Hier die Anlage bzw. die Stellungnahme des Auftraggebers, die Adressangabe sowie mein Namen, Geburtsdatum, Email-Adresse und IP sind richtig. Ist auch klar da ich mich ja dort registriert hatte, jedoch gab es keine Informationen über irgendwelche Abo Beträge!:


Und diesen Brief habe ich auch noch hinterher bekommen, so nach dem Motto: "der geht uns nicht durch die Hände"! 



Jetzt frage ich euch, was soll ich noch machen? Seht ihr die Stellungnahme des Auftraggebers also Inhaber von gepoppt.at gerechtfertigt? Oder meint ihr einfach nicht mehr darauf reagieren?
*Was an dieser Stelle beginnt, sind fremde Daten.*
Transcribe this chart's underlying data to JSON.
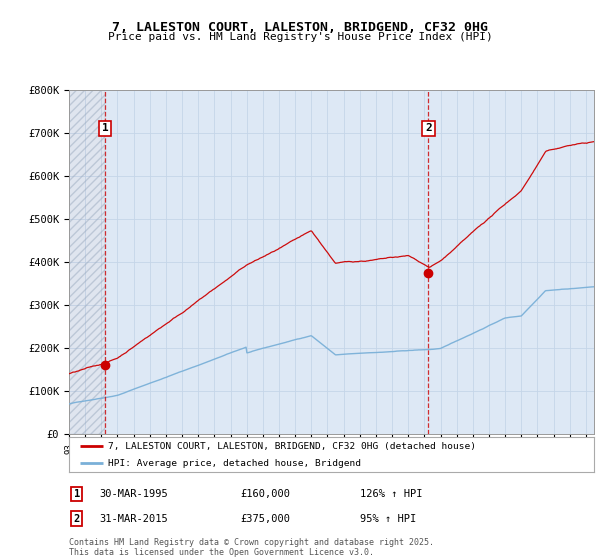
{
  "title1": "7, LALESTON COURT, LALESTON, BRIDGEND, CF32 0HG",
  "title2": "Price paid vs. HM Land Registry's House Price Index (HPI)",
  "legend_line1": "7, LALESTON COURT, LALESTON, BRIDGEND, CF32 0HG (detached house)",
  "legend_line2": "HPI: Average price, detached house, Bridgend",
  "annotation1_date": "30-MAR-1995",
  "annotation1_price": "£160,000",
  "annotation1_hpi": "126% ↑ HPI",
  "annotation2_date": "31-MAR-2015",
  "annotation2_price": "£375,000",
  "annotation2_hpi": "95% ↑ HPI",
  "footer": "Contains HM Land Registry data © Crown copyright and database right 2025.\nThis data is licensed under the Open Government Licence v3.0.",
  "sale1_year": 1995.25,
  "sale1_value": 160000,
  "sale2_year": 2015.25,
  "sale2_value": 375000,
  "price_color": "#cc0000",
  "hpi_color": "#7ab0d8",
  "background_color": "#dde8f5",
  "hatch_color": "#c0cce0",
  "grid_color": "#c5d5e8",
  "ylim": [
    0,
    800000
  ],
  "xlim_start": 1993.0,
  "xlim_end": 2025.5
}
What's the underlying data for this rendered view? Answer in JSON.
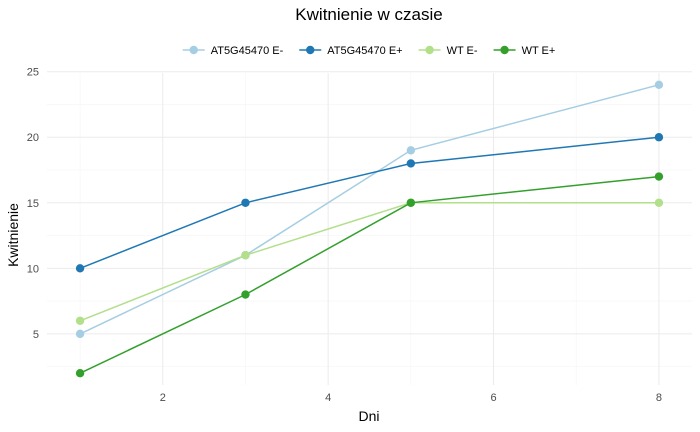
{
  "chart_data": {
    "type": "line",
    "title": "Kwitnienie w czasie",
    "xlabel": "Dni",
    "ylabel": "Kwitnienie",
    "xlim": [
      0.6,
      8.4
    ],
    "ylim": [
      1.1,
      24.9
    ],
    "x_ticks": [
      2,
      4,
      6,
      8
    ],
    "y_ticks": [
      5,
      10,
      15,
      20,
      25
    ],
    "grid": true,
    "legend_position": "top",
    "series": [
      {
        "name": "AT5G45470 E-",
        "color": "#a6cee3",
        "points": [
          [
            1,
            5
          ],
          [
            3,
            11
          ],
          [
            5,
            19
          ],
          [
            8,
            24
          ]
        ]
      },
      {
        "name": "AT5G45470 E+",
        "color": "#1f78b4",
        "points": [
          [
            1,
            10
          ],
          [
            3,
            15
          ],
          [
            5,
            18
          ],
          [
            8,
            20
          ]
        ]
      },
      {
        "name": "WT E-",
        "color": "#b2df8a",
        "points": [
          [
            1,
            6
          ],
          [
            3,
            11
          ],
          [
            5,
            15
          ],
          [
            8,
            15
          ]
        ]
      },
      {
        "name": "WT E+",
        "color": "#33a02c",
        "points": [
          [
            1,
            2
          ],
          [
            3,
            8
          ],
          [
            5,
            15
          ],
          [
            8,
            17
          ]
        ]
      }
    ]
  }
}
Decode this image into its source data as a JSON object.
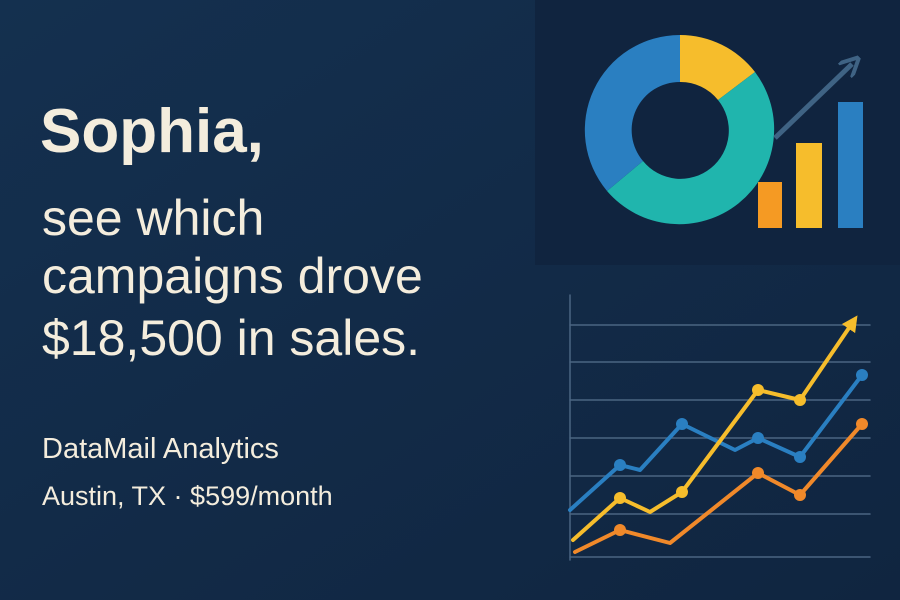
{
  "headline": {
    "name": "Sophia,",
    "lines": [
      "see which",
      "campaigns drove",
      "$18,500 in sales."
    ]
  },
  "company": "DataMail Analytics",
  "details": "Austin, TX · $599/month"
}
Vielen Dank für jede Hilfe


----------



## Reducal (27 Januar 2009)

*AW: Opfer von gepoppt.at*

Mach dich nicht Wuschi sondern sichere mal alle Seiten (Anmeldeformular, Nutzungsbedingungen) zumindest so, wie du sie heute vorfindest. Der Anbieter aus Lünen weiß womöglich gar nicht, dass er auf diese Weise gar kein kostenpflichtiges Angebot platzieren und seine Forderung dann beanspruchen kann.

Aus der Startseite und dem Anmeldeformular geht gar kein Preis hervor, außer dem Hinweis auf die AGB. Dort aber ist ein unzumutbarer Fließtext, ohne Absätze gespeichert, der nur unter verschäften Bedingungen erkennen lässt, dass da ein Preis genannt wird. Jedes deutsche Gericht würde einen Forderungssteller mit so einer Preisangabe, meiner Erfahrung nach, mit seiner Forderung aus dem Gerichtsaal jagen.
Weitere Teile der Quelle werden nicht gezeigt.